Mechanists look at the entire universe as a machine. Parts and pieces have distinct roles which are systematically related in the machine and alter its function. Mechanism is similar to formism but discreet relationships between parts do allow operations to produce predictable outcomes. Emphasis on outcomes is a key component of this worldview as mechanism is essentially the root philosophical viewpoint of the biomedical model.

Organicism

Commonly Called: Absolute Idealism

Root Metaphor: Process of organic development and organic systems

Organicists look at the “Whole” as being the basic foundation, the whole is not made of parts or a synthesis, rather, they are meaningless except for when they are part of the process of the whole. An acorn is going to become a tree, unless of course the acorn is eaten by pig and then becomes a part of the pig. 

Contextualism

Commonly Called: Pragmatism

Root Metaphor: Ongoing act in context

Contextualists essentially look at “truths” varying within the context of which they are made, including the historical context.  Hayes describes the most powerful application of contextualism is that it “allows the strategic use of categorical concepts from other worldviews subordinated to contextualistic criteria”. What this means is that other viewpoints such as mechanism can be use toward a specific end.
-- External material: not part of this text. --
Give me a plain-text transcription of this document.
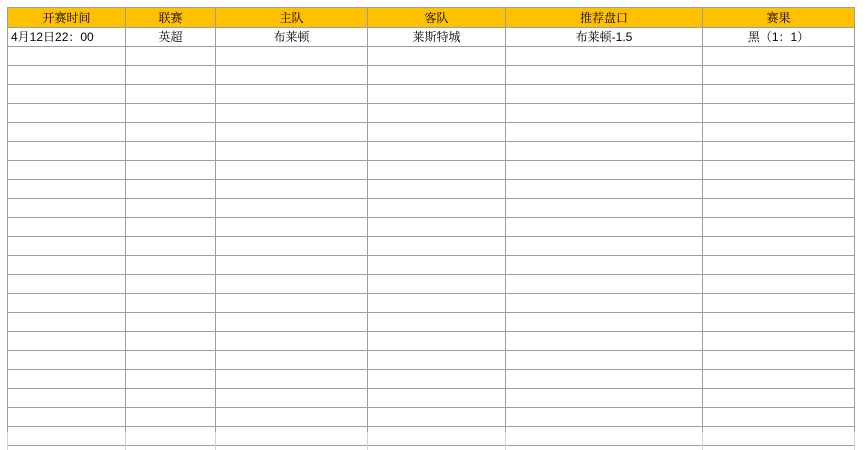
开赛时间	联赛	主队	客队	推荐盘口	赛果
4月12日22：00	英超	布莱顿	莱斯特城	布莱顿-1.5	黑（1：1）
The machine metaphor can then be used toward “successful working” of the contextualists agenda if the context is defined. Similar to Steven Hayes’s perspective that contextualism is the most important viewpoint for which to look at behaviorism, we at Dynamic Principles see contextualism as the most practical lens in which to look at movement and pain. After all, when it comes to movement and pain, context is king.